Quand on adapte John Le Carré, il faut s'attendre à tout : des très réussis adaptations de la Trilogie de Karla produites par la BBC avec Alec Guinness, ainsi que l'adaptation de 1965 de L'Espion qui venait du froid, jusqu'au navet atomique avec Sean Connery qu'est La Maison Russie ou Le Tailleur de Panama avec Pierce Brosnam, on peut dire que les résultats ont été mitigés.
Mais pour La Taupe, on se doute avec la présence de Tomas Alfredson que le film peut changer la donne. Car La Taupe, en plus du réalisateur de Morse dispose d'un casting orgasmique (Oldman, Firth, Strong, Hardy, Cumberbatch, Hurt, Jones...). Résultat, on apprenait il y a quelques semaines que Gary Oldman était nominé pour le Meilleur Acteur dans un rôle principal, et Alberto Iglesias pour la Musique Originale.
Qu'en est-il finalement ?
Quand on parle à « Papa » du film d'espionnage, il pense à James Bond, au mieux à la série TV Mission: Impossible : du cinéma de divertissement, destiné à un public très large, et souvent d'un réalisme plus ou moins réussi. Aussi étonnant que cela puisse paraître, je pense que c'est la France qui avait réellement relancé le film d'espionnage qui enfreint cette règle : il y a trois ans, avec l'excellent Affaire Farewell.
Alfredson par le biais d'une atmosphère Guerre Froide parfaite (il y a eut le vice de tout détailler jusqu'à la lampe de chevet pour que le spectateur ait l'impression de regarder un film d'époque). Car si il faut retenir trois choses de La Taupe, ce sera bien ça : mise en scène parfaite, scénario de génie et acteurs géniaux. Alfredson réussit le coup de véritablement comprendre le film d'espionnage; ce ne sont pas seulement des explosions, des courses poursuites en Chevrolet et des fusillades en haut de l'Empire State Building. Une atmosphère très clinique, presque cynique, apportant un regard objectif à l'intrigue, mais d'un point de vue totalement mystérieux : les portes s'ouvrent, se referment, on se perd facilement dans une intrigue complexe mais parfaite.

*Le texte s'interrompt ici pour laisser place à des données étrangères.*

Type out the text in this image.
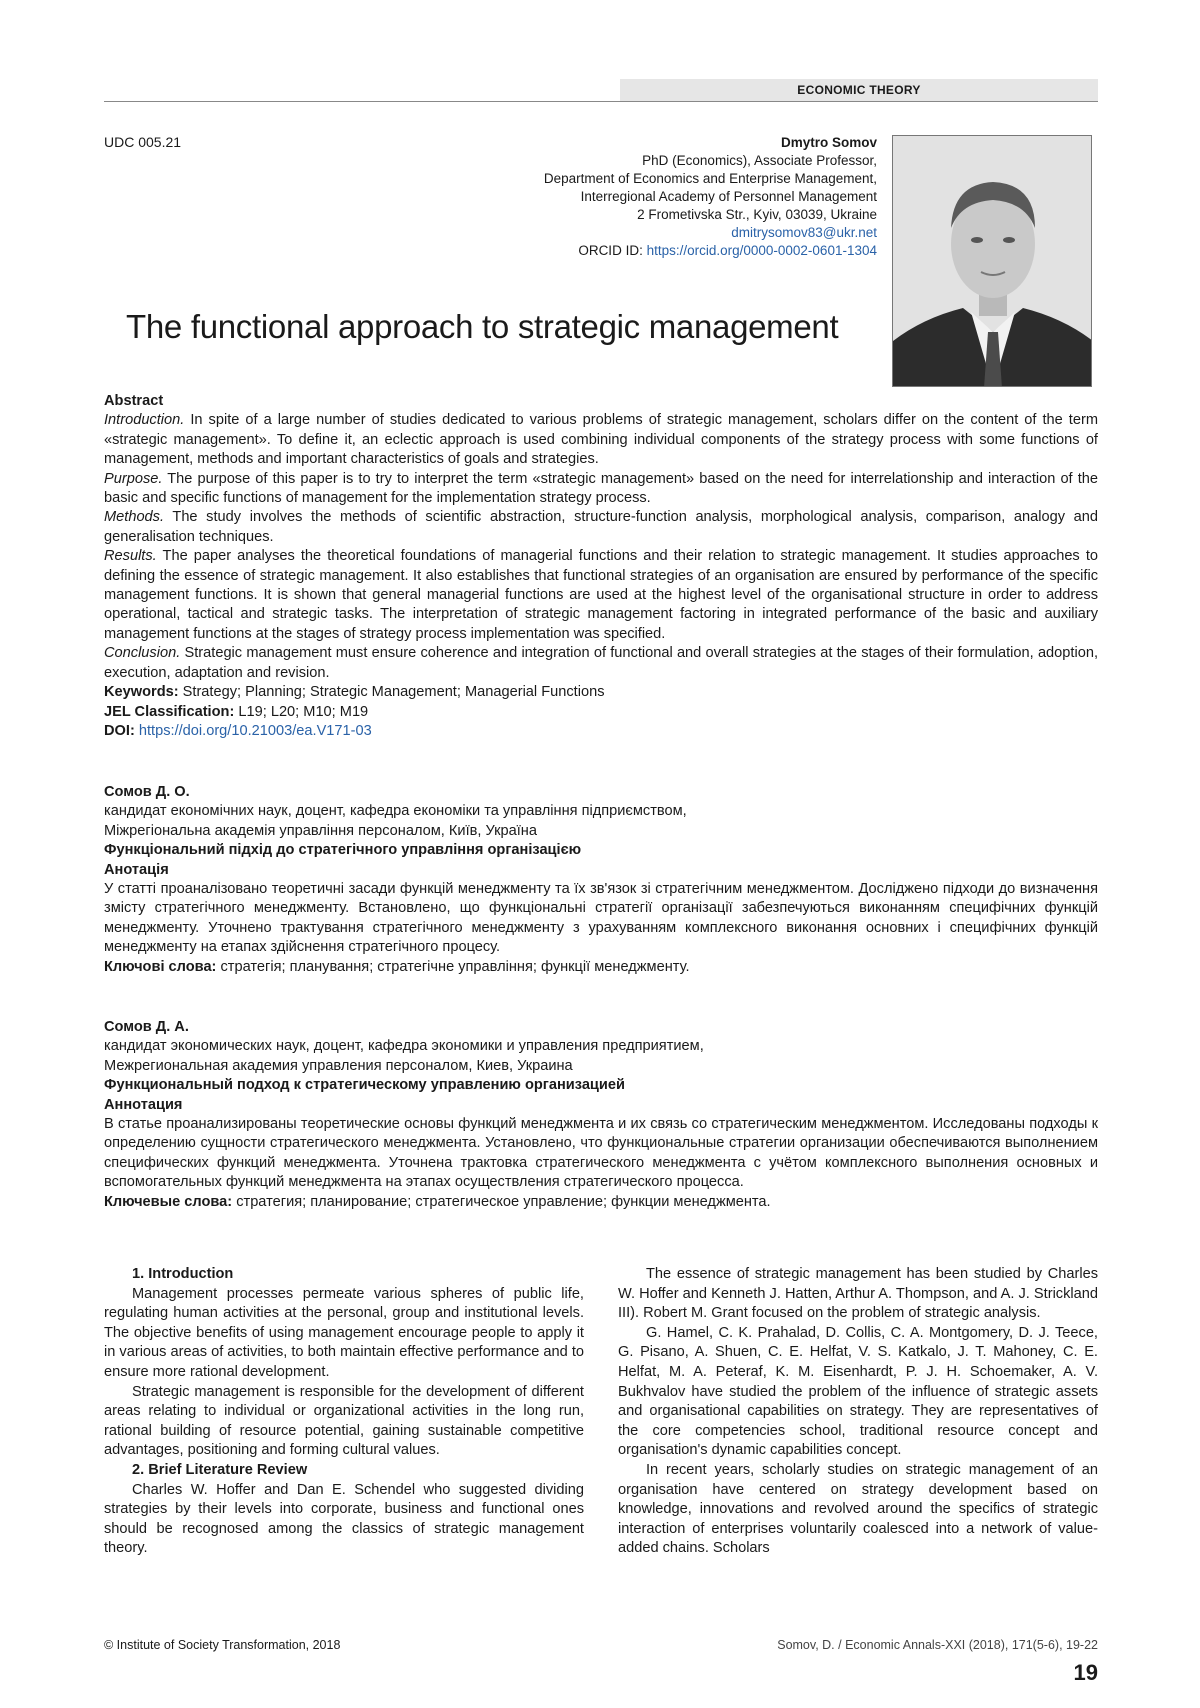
ECONOMIC THEORY
UDC 005.21	Dmytro Somov
PhD (Economics), Associate Professor,
Department of Economics and Enterprise Management,
Interregional Academy of Personnel Management
2 Frometivska Str., Kyiv, 03039, Ukraine
dmitrysomov83@ukr.net
ORCID ID: https://orcid.org/0000-0002-0601-1304
The functional approach to strategic management

Abstract

Introduction. In spite of a large number of studies dedicated to various problems of strategic management, scholars differ on the content of the term «strategic management». To define it, an eclectic approach is used combining individual components of the strategy process with some functions of management, methods and important characteristics of goals and strategies.

Purpose. The purpose of this paper is to try to interpret the term «strategic management» based on the need for interrelationship and interaction of the basic and specific functions of management for the implementation strategy process.

Methods. The study involves the methods of scientific abstraction, structure-function analysis, morphological analysis, comparison, analogy and generalisation techniques.

Results. The paper analyses the theoretical foundations of managerial functions and their relation to strategic management. It studies approaches to defining the essence of strategic management. It also establishes that functional strategies of an organisation are ensured by performance of the specific management functions. It is shown that general managerial functions are used at the highest level of the organisational structure in order to address operational, tactical and strategic tasks. The interpretation of strategic management factoring in integrated performance of the basic and auxiliary management functions at the stages of strategy process implementation was specified.

Conclusion. Strategic management must ensure coherence and integration of functional and overall strategies at the stages of their formulation, adoption, execution, adaptation and revision.

Keywords: Strategy; Planning; Strategic Management; Managerial Functions

JEL Classification: L19; L20; M10; M19

DOI: https://doi.org/10.21003/ea.V171-03

Сомов Д. О.

кандидат економічних наук, доцент, кафедра економіки та управління підприємством,

Міжрегіональна академія управління персоналом, Київ, Україна

Функціональний підхід до стратегічного управління організацією

Анотація

У статті проаналізовано теоретичні засади функцій менеджменту та їх зв'язок зі стратегічним менеджментом. Досліджено підходи до визначення змісту стратегічного менеджменту. Встановлено, що функціональні стратегії організації забезпечуються виконанням специфічних функцій менеджменту. Уточнено трактування стратегічного менеджменту з урахуванням комплексного виконання основних і специфічних функцій менеджменту на етапах здійснення стратегічного процесу.

Ключові слова: стратегія; планування; стратегічне управління; функції менеджменту.

Сомов Д. А.

кандидат экономических наук, доцент, кафедра экономики и управления предприятием,

Межрегиональная академия управления персоналом, Киев, Украина

Функциональный подход к стратегическому управлению организацией

Аннотация

В статье проанализированы теоретические основы функций менеджмента и их связь со стратегическим менеджментом. Исследованы подходы к определению сущности стратегического менеджмента. Установлено, что функциональные стратегии организации обеспечиваются выполнением специфических функций менеджмента. Уточнена трактовка стратегического менеджмента с учётом комплексного выполнения основных и вспомогательных функций менеджмента на этапах осуществления стратегического процесса.

Ключевые слова: стратегия; планирование; стратегическое управление; функции менеджмента.

1. Introduction

Management processes permeate various spheres of public life, regulating human activities at the personal, group and institutional levels. The objective benefits of using management encourage people to apply it in various areas of activities, to both maintain effective performance and to ensure more rational development.

Strategic management is responsible for the development of different areas relating to individual or organizational activities in the long run, rational building of resource potential, gaining sustainable competitive advantages, positioning and forming cultural values.

2. Brief Literature Review

Charles W. Hoffer and Dan E. Schendel who suggested dividing strategies by their levels into corporate, business and functional ones should be recognosed among the classics of strategic management theory.

The essence of strategic management has been studied by Charles W. Hoffer and Kenneth J. Hatten, Arthur A. Thompson, and A. J. Strickland III). Robert M. Grant focused on the problem of strategic analysis.

G. Hamel, C. K. Prahalad, D. Collis, C. A. Montgomery, D. J. Teece, G. Pisano, A. Shuen, C. E. Helfat, V. S. Katkalo, J. T. Mahoney, C. E. Helfat, M. A. Peteraf, K. M. Eisenhardt, P. J. H. Schoemaker, A. V. Bukhvalov have studied the problem of the influence of strategic assets and organisational capabilities on strategy. They are representatives of the core competencies school, traditional resource concept and organisation's dynamic capabilities concept.

In recent years, scholarly studies on strategic management of an organisation have centered on strategy development based on knowledge, innovations and revolved around the specifics of strategic interaction of enterprises voluntarily coalesced into a network of value-added chains. Scholars

© Institute of Society Transformation, 2018	Somov, D. / Economic Annals-XXI (2018), 171(5-6), 19-22
19
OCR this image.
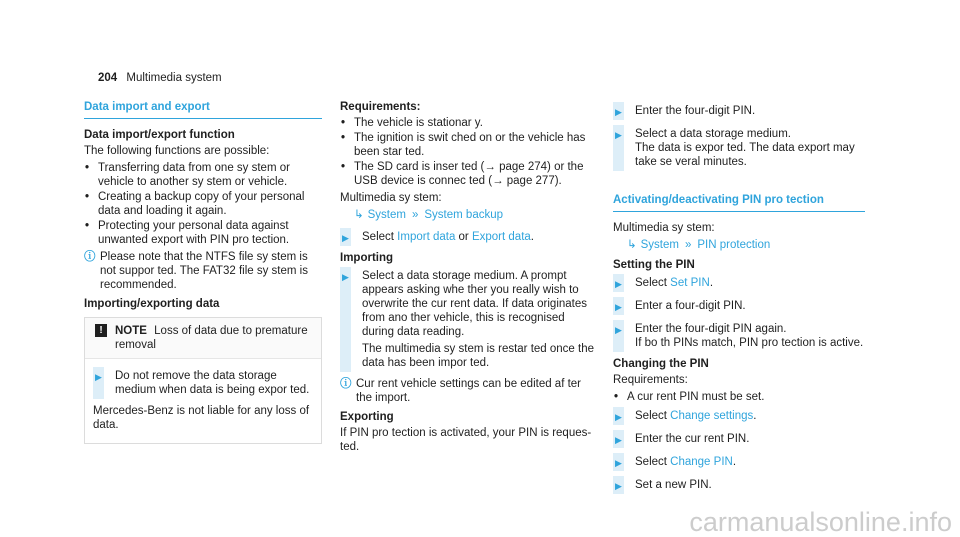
204 Multimedia system
Data import and export
Data import/export function

The following functions are possible:

• Transferring data from one sy stem or vehicle to another sy stem or vehicle.
• Creating a backup copy of your personal data and loading it again.
• Protecting your personal data against unwanted export with PIN pro tection.
ⓘ Please note that the NTFS file sy stem is not suppor ted. The FAT32 file sy stem is recommended.
Importing/exporting data
!	NOTE Loss of data due to premature removal
▶ Do not remove the data storage medium when data is being expor ted.

Mercedes-Benz is not liable for any loss of data.

Requirements:
• The vehicle is stationar y.
• The ignition is swit ched on or the vehicle has been star ted.
• The SD card is inser ted (→ page 274) or the USB device is connec ted (→ page 277).

Multimedia sy stem:

↳ System » System backup
▶ Select Import data or Export data.

Importing
▶ Select a data storage medium. A prompt appears asking whe ther you really wish to overwrite the cur rent data. If data originates from ano ther vehicle, this is recognised during data reading.

The multimedia sy stem is restar ted once the data has been impor ted.

ⓘ Cur rent vehicle settings can be edited af ter the import.
Exporting

If PIN pro tection is activated, your PIN is requested.

▶ Enter the four-digit PIN.

▶ Select a data storage medium.

The data is expor ted. The data export may take se veral minutes.

Activating/deactivating PIN pro tection

Multimedia sy stem:

↳ System » PIN protection
Setting the PIN
▶ Select Set PIN.

▶ Enter a four-digit PIN.

▶ Enter the four-digit PIN again.

If bo th PINs match, PIN pro tection is active.

Changing the PIN

Requirements:

• A cur rent PIN must be set.
▶ Select Change settings.

▶ Enter the cur rent PIN.

▶ Select Change PIN.

▶ Set a new PIN.

carmanualsonline.info
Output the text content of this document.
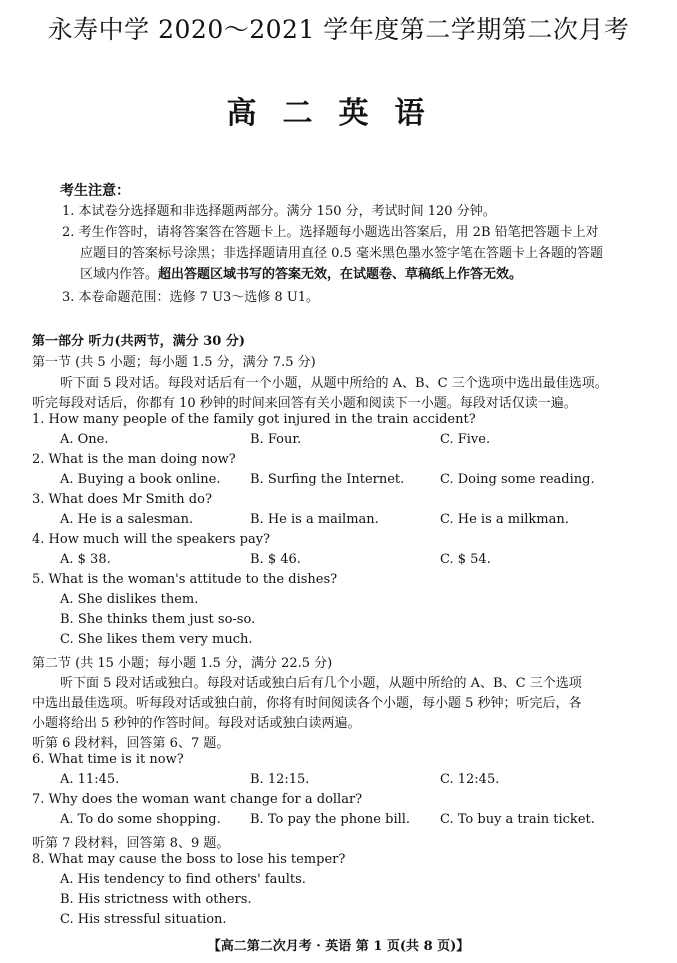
永寿中学 2020～2021 学年度第二学期第二次月考
高二英语
考生注意：
1. 本试卷分选择题和非选择题两部分。满分 150 分，考试时间 120 分钟。
2. 考生作答时，请将答案答在答题卡上。选择题每小题选出答案后，用 2B 铅笔把答题卡上对
应题目的答案标号涂黑；非选择题请用直径 0.5 毫米黑色墨水签字笔在答题卡上各题的答题
区域内作答。超出答题区域书写的答案无效，在试题卷、草稿纸上作答无效。
3. 本卷命题范围：选修 7 U3～选修 8 U1。
第一部分 听力(共两节，满分 30 分)
第一节 (共 5 小题；每小题 1.5 分，满分 7.5 分)
听下面 5 段对话。每段对话后有一个小题，从题中所给的 A、B、C 三个选项中选出最佳选项。
听完每段对话后，你都有 10 秒钟的时间来回答有关小题和阅读下一小题。每段对话仅读一遍。
1. How many people of the family got injured in the train accident?
A. One.	B. Four.	C. Five.
2. What is the man doing now?
A. Buying a book online. B. Surfing the Internet.	C. Doing some reading.
3. What does Mr Smith do?
A. He is a salesman.	B. He is a mailman.	C. He is a milkman.
4. How much will the speakers pay?
A. $ 38.	B. $ 46.	C. $ 54.
5. What is the woman's attitude to the dishes?
A. She dislikes them.
B. She thinks them just so-so.
C. She likes them very much.
第二节 (共 15 小题；每小题 1.5 分，满分 22.5 分)
听下面 5 段对话或独白。每段对话或独白后有几个小题，从题中所给的 A、B、C 三个选项
中选出最佳选项。听每段对话或独白前，你将有时间阅读各个小题，每小题 5 秒钟；听完后，各
小题将给出 5 秒钟的作答时间。每段对话或独白读两遍。
听第 6 段材料，回答第 6、7 题。
6. What time is it now?
A. 11:45.	B. 12:15.	C. 12:45.
7. Why does the woman want change for a dollar?
A. To do some shopping. B. To pay the phone bill. C. To buy a train ticket.
听第 7 段材料，回答第 8、9 题。
8. What may cause the boss to lose his temper?
A. His tendency to find others' faults.
B. His strictness with others.
C. His stressful situation.
【高二第二次月考 · 英语 第 1 页(共 8 页)】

La Taupe joue avec le spectateur en lui faisant tout croire, lui faisant remettre en cause son jugement sur la scène précédente à celle d'après. Le tout se déroule, si bien qu'on rentre dans le film (ce qui n'est pas mince affaire, car ça reste peu abordable, d'où les critiques très mitigées le critiquant en partie d'ennuyeux), très vite. Plus encore que la mise en abyme parfaite d'Alfredson est à noter l'intrigue superbement intelligente, défiant à la fois tout ce qu'on a put voir jusqu'à ce jour en terme de cinéma d'espionnage. La scène d'ouverture, sublimé d'ailleurs par le metteur en scène scandinave, est un tour de force, de même que le final, qui n'est ni trop long ni trop court et se termine avec un message très clair : "Oui, on adaptera encore du John Le Carré" (depuis on sait que ça sera le troisième volet de la trilogie, "Smiley's People").
Le dernier énorme point fort du film restera son casting : alléchant avant la projection, il est juste jouissif par la suite : Gary Oldman, vieillissant et méconnaissable (c'est là qu'on se rend compte qu'il a quand même 53 ans, bien qu'il paraisse encore plus âgé tout le long du film), Tom Hardy, dont c'est véritablement le meilleur rôle, et enfin un Colin Firth, qui confirme son talent une nouvelle fois. N'oublions pas Mark Strong qui hérite enfin d'autre chose qu'un rôle de méchant manichéen, et il s'en sort plus que bien.
La Taupe est sur le papier un chef d'oeuvre, de mon point de vue. Un film qui marquera le cinéma, c'est clair. Son plus gros problème reste son inaccessibilité pour la plupart des personnes. Déroulant à la fois un film plein de faux semblants et de fausses pistes, on assiste à un véritable tour de force, tout simplement parfait, car c'est surement le seul terme qui suffit.